Long after the last freedom rider had gone back North and the needs of blacks were once again placed on the nation’s back burner, David Duke drew large crowds to cow-pasture cross-burnings by claiming that Jews masterminded the civil rights movement. More, he claimed, they had invented a Holocaust that didn’t happen, just so they could make whites feel guilty and win support for Israel. Mr. Duke seemed little more than an articulate crank as long as he spoke only to the brownshirt and white-sheet crowd. But when he was elected to the Louisiana state legislature in 1989, it looked to Anne Levy as if Hitler might have re-arrived. Born Anne Skorecki in Poland, she had survived the Warsaw Ghetto as a child, moved to New Orleans, raised a family and, like other survivors, tried to leave behind the traumas of her past. But when this small woman unexpectedly encountered Mr. Duke in the Baton Rouge statehouse, she backed the more physically imposing politician into a political corner. What did he mean it didn’t happen, she asked him face to face. She had been there and could tell him that it had. After unsuccessfully trying to ignore Ms. Levy, Mr. Duke beat a hasty retreat into the Capitol’s basement.

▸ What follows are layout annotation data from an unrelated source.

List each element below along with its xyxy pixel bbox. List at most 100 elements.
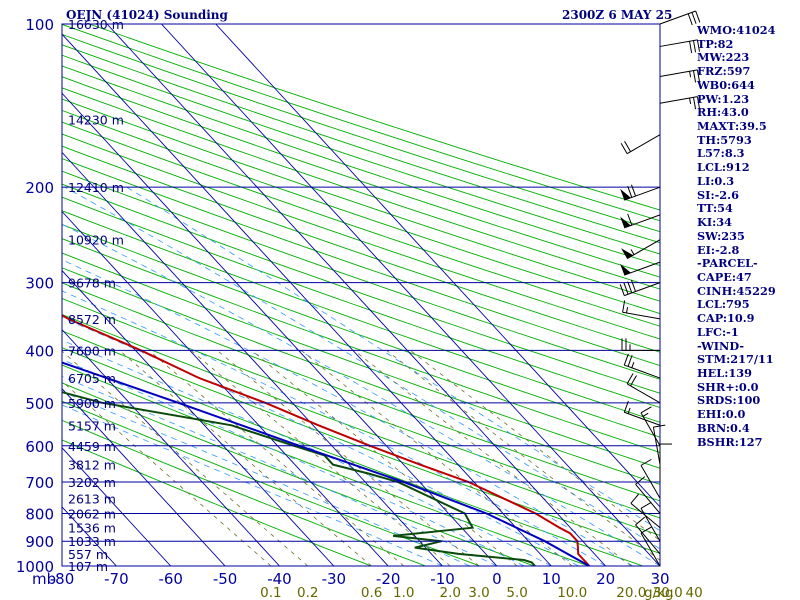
barb-flag	[653, 424, 666, 428]
index-item: WMO:41024	[697, 23, 776, 37]
dry-adiabat	[62, 297, 660, 519]
wind-barb	[623, 400, 661, 426]
barb-flag	[696, 69, 700, 82]
height-label: 1536 m	[68, 521, 116, 536]
mixing-ratio-tick-label: 40	[686, 585, 703, 600]
temperature-tick-label: 10	[542, 570, 561, 588]
wind-barb	[659, 39, 700, 54]
barb-flag	[687, 13, 693, 26]
mixing-ratio-tick-label: 1.0	[393, 585, 414, 600]
barb-flag	[691, 12, 697, 24]
isotherm	[62, 210, 389, 566]
height-label: 2062 m	[68, 506, 116, 521]
barb-flag	[640, 501, 652, 509]
dry-adiabat	[62, 267, 660, 485]
mixing-ratio-tick-label: 20.0	[616, 585, 646, 600]
dry-adiabat	[62, 76, 660, 278]
pressure-tick-label: 1000	[16, 558, 54, 576]
barb-flag	[640, 458, 652, 466]
index-item: TT:54	[697, 201, 733, 216]
height-label: 3812 m	[68, 458, 116, 473]
dry-adiabat	[62, 145, 660, 353]
temperature-tick-label: -60	[158, 570, 183, 588]
index-item: EHI:0.0	[697, 407, 746, 422]
barb-flag	[692, 97, 697, 110]
pressure-tick-label: 300	[25, 275, 54, 293]
barb-flag	[619, 284, 625, 296]
index-item: -PARCEL-	[697, 256, 758, 271]
index-item: L57:8.3	[697, 146, 745, 161]
index-item: LFC:-1	[697, 324, 739, 339]
temperature-line	[62, 314, 591, 566]
index-item: WB0:644	[697, 77, 755, 92]
height-label: 6705 m	[68, 371, 116, 386]
barb-flag	[623, 282, 629, 295]
sounding-time: 2300Z 6 MAY 25	[562, 8, 673, 22]
temperature-tick-label: -80	[50, 570, 75, 588]
wind-barb	[621, 338, 660, 351]
wind-barb	[620, 261, 661, 276]
barb-pennant	[621, 248, 634, 259]
barb-staff	[622, 311, 661, 320]
barb-flag	[630, 280, 637, 292]
barb-staff	[640, 412, 661, 447]
dry-adiabat	[62, 44, 660, 244]
dry-adiabat	[62, 133, 660, 340]
mixing-ratio-tick-label: 10.0	[557, 585, 587, 600]
barb-staff	[624, 364, 661, 379]
index-item: KI:34	[697, 215, 732, 230]
barb-half-flag	[689, 71, 692, 78]
barb-flag	[623, 400, 629, 413]
height-label: 14230 m	[68, 112, 124, 127]
wind-barb	[640, 526, 661, 567]
mixing-ratio-line	[353, 349, 632, 566]
index-item: SHR+:0.0	[697, 379, 759, 394]
index-item: PW:1.23	[697, 91, 750, 106]
moist-adiabat	[62, 290, 606, 566]
barb-flag	[640, 526, 652, 534]
mixing-ratio-tick-label: 3.0	[468, 585, 489, 600]
temperature-tick-label: 30	[650, 570, 669, 588]
index-item: SI:-2.6	[697, 187, 739, 202]
temperature-tick-label: 20	[596, 570, 615, 588]
isotherm	[0, 24, 8, 566]
barb-flag	[626, 373, 634, 385]
dry-adiabat	[62, 400, 480, 566]
height-label: 5157 m	[68, 418, 116, 433]
index-item: HEL:139	[697, 365, 752, 380]
height-label: 9678 m	[68, 276, 116, 291]
moist-adiabat	[62, 390, 470, 566]
sounding-title: OEJN (41024) Sounding	[66, 8, 228, 22]
barb-pennant	[620, 263, 631, 276]
barb-half-flag	[630, 249, 635, 255]
barb-flag	[689, 41, 693, 54]
height-label: 7600 m	[68, 343, 116, 358]
temperature-tick-label: 0	[492, 570, 502, 588]
dry-adiabat	[62, 109, 660, 315]
dry-adiabat	[62, 282, 660, 502]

Lawrence Powell, a historian at Tulane University, sees the whole world in the life of Ms. Levy. Mr. Powell tells a powerful personal story that is free from the jargon and preoccupations of the academy. He gets personally involved, visiting Ms. Levy’s Polish hometown, tracing the fate of area Jews and describing with great care and insight the emotional journey of survivors after they reached the United States. Speaking out about the Holocaust came late to Ms. Levy: after Eichmann’s capture and after meeting others in large, organized gatherings. Unlike other survivor biographies, “Troubled Memory” merges Ms. Levy’s story directly into an account of a contemporary battle against racism and anti-Semitism.
Ms. Levy’s statehouse confrontation with Mr. Duke becomes one moment in the larger battle to unseat Duke the politician, and racism and anti-Semitism in Louisiana. Here Mr. Powell was more participant than observer, being among the first to organize opposition to Mr. Duke’s campaigns. Remember, Mr. Duke ran for the U.S. Senate in 1990 and Louisiana governor in 1991. Although he lost both elections, he won a majority of white votes each time. Despite the opinions of the majority of their neighbors, in this battle Jews were neither equivocal nor self-contradictory. These Southern Jews did not accede to the mores of “whiteness.” Instead, they joined the political action campaign that finally brought an end to Mr. Duke’s career as a “legitimate” politician.
Perhaps the past is really past. If Klan killers can finally be brought to justice in Alabama and Mississippi, maybe it is time for history to be history. All three of these titles make a contribution that we cannot ignore.